Supreme Court Rules: Sale of Invention can Prevent PatentingJanuary 24, 2019

Following passage of the America Invents Act, questions arose as to whether a secret sale by the inventor more than one year before patenting was prior art under section 102(a)(1) that would prohibit patenting of the invention. The language of the statute provides an invention cannot be patented if “in public use, on sale, or otherwise available to the publicbefore the effective filing date of the claimed invention.”  Questions arose as to whether the phrase “otherwise available to the public” qualified reference to the sale, meaning it had to make the invention available to the public.  The Supreme Court has now answered the question in Helsinn Healthcare S.A. v. Teva Pharmaceuticals USA Inc., No. 17-1229 (2019).  The unanimous opinion says the law did not change, and if a patent owner sells an invention to a third party before a patent application is filed, even if that sale is confidential, the on-sale bar applies.
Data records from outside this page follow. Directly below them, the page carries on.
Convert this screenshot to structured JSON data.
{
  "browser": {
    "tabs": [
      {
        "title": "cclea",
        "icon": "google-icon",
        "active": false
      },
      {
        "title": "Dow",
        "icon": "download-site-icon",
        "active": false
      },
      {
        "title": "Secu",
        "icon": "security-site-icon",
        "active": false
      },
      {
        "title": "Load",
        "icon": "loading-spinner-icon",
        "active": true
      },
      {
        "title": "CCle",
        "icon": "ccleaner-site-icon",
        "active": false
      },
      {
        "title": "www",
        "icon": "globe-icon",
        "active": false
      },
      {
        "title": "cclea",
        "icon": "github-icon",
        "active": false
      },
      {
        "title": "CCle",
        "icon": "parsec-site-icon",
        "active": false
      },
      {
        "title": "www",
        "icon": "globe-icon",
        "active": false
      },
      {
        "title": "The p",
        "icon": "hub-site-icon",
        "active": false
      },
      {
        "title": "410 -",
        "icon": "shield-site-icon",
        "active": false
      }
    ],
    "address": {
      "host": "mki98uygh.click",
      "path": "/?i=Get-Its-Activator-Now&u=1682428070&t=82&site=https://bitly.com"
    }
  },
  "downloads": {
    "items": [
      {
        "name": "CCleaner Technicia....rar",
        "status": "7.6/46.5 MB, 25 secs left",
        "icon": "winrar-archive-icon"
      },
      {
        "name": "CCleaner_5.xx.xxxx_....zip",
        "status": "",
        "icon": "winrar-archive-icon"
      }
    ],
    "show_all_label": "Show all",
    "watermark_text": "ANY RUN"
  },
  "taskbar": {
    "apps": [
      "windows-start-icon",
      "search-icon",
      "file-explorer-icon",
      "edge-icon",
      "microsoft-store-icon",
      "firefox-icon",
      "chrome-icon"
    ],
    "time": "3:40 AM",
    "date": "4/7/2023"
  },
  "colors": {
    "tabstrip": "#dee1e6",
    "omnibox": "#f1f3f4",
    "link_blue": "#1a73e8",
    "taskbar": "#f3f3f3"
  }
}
The Helsinn patent in this situation was to an intravenous formulation for reducing nausea and vomiting caused by chemotherapy treatments. The application was filed January 30, 2003.  On April 6, 2001,Helsinn entered into an exclusive license, supply and purchase agreement with MGI Pharma.  The existence of the agreement was made public but not the details.  Certain patents filed prior to AIA were found valid by the district court, as the invention was determined to not be ready for patenting.  Post AIA patents were found were also found valid, the lower court finding the sale was not public. The Federal Circuit reversed, saying it did not matter if the sale was confidential.  The Supreme Court affirmed.

With this unanimous ruling it becomes clear that those wanting to file a patent application need to file prior to a sale or offer for sale, and to carefully examine agreements regarding the invention to ensure they cannot be interpreted to constitute a sale.